Hormonal control of H-type α(1-2)fucosyltransferase messenger ribonucleic acid in the mouse uterus

The H epitope, an alpha(1-2)fucosylated carbohydrate structure, has been implicated in initial attachment of the murine blastocyst to luminal uterine epithelial cells in vitro. In this study, the expression of the H-type alpha(1-2)fucosyltransferase (FUT1) gene was examined in endometrium of mice. Northern blotting of luminal epithelial RNA identified a single 6.2-kilobase transcript. In situ hybridization studies showed a signal for FUT1 mRNA on Days 1-3 of pregnancy in glands and luminal epithelium. The signal diminished by Day 4 and could not be detected on Day 5 of pregnancy. The in situ signal in endometrial epithelia was highest at estrus and metestrus and was absent at diestrus.
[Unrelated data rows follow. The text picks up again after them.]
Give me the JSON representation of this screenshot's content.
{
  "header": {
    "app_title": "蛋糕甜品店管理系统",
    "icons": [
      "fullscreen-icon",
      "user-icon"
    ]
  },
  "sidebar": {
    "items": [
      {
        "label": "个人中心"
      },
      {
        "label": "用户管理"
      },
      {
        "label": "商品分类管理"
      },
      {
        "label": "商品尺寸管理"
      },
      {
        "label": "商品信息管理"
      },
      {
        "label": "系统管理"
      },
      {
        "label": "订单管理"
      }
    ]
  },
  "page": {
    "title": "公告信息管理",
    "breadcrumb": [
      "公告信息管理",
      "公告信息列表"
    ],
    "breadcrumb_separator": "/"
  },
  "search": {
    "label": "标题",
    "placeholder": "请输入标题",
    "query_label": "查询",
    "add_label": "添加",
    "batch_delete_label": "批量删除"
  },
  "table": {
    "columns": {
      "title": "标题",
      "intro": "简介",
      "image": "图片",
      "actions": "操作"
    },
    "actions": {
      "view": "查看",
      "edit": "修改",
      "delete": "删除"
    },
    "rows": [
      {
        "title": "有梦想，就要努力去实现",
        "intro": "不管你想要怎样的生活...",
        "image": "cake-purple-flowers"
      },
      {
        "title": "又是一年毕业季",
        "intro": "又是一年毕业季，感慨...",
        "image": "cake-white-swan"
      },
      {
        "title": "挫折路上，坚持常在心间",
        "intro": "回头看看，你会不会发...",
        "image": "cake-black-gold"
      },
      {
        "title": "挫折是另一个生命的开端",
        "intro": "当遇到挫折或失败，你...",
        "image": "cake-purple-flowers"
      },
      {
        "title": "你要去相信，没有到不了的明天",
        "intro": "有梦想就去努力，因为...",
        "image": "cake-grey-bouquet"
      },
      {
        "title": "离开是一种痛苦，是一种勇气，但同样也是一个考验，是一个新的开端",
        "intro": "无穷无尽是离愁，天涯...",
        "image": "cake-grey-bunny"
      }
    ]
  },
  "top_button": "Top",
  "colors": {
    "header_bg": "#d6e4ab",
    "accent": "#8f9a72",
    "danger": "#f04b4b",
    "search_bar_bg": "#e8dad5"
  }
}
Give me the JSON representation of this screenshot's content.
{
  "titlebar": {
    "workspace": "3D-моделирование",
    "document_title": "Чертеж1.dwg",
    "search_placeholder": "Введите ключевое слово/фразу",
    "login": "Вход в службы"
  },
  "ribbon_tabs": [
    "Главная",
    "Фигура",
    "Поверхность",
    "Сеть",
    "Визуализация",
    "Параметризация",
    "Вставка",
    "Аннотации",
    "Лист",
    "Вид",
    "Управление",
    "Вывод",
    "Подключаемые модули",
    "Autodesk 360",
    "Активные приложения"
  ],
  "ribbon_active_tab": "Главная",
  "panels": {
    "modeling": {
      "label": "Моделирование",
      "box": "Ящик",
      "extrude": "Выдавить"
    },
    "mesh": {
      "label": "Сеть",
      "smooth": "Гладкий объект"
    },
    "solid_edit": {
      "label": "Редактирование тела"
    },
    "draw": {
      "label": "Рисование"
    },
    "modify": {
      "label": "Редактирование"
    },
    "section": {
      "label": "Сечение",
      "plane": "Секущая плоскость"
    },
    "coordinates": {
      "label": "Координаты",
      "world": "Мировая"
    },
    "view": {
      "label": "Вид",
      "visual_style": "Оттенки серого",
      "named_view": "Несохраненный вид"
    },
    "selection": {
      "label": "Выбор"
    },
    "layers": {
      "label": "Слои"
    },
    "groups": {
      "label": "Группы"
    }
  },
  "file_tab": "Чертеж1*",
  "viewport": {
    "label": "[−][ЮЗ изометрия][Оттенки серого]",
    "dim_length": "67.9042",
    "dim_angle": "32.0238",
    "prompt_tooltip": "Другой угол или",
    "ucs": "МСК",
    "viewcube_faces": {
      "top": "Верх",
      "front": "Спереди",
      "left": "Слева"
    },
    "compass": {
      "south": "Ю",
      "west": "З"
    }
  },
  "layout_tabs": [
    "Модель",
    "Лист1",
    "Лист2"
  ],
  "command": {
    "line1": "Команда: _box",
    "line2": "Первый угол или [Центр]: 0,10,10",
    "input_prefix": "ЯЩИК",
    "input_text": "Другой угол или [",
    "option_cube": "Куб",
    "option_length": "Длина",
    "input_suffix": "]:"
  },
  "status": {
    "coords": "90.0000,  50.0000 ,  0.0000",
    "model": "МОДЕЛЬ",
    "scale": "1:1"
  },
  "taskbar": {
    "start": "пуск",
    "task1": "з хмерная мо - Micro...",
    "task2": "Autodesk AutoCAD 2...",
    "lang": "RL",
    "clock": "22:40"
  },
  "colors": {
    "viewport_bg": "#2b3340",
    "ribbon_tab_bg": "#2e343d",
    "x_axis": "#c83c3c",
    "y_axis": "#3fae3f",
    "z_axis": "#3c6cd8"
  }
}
Estrogen treatment after ovariectomy gave strong FUT1 mRNA expression in epithelia, but with progesterone, progesterone + estrogen, or vehicle, no message could be detected. A semiquantitative reverse transcription-polymerase chain reaction (PCR) analysis of FUT1 mRNA from luminal epithelium generated large amounts of PCR product on Day 1 of pregnancy; this diminished on Days 2, 3, and 4, and the product was barely detectable on Day 5. A kinetic analysis of FUT1 activity on Day 1 of pregnancy suggested a single enzyme with a Michaelis-Menten constant (Km) of 0.29 mM towards phenyl-beta-D-galactoside and of 1.75 mM towards Galbeta(1-3)GalNAc. These results suggest that expression of the H epitope is regulated at the level of FUT1 transcription and that transcription is stimulated by estrogen in the endometrial epithelium.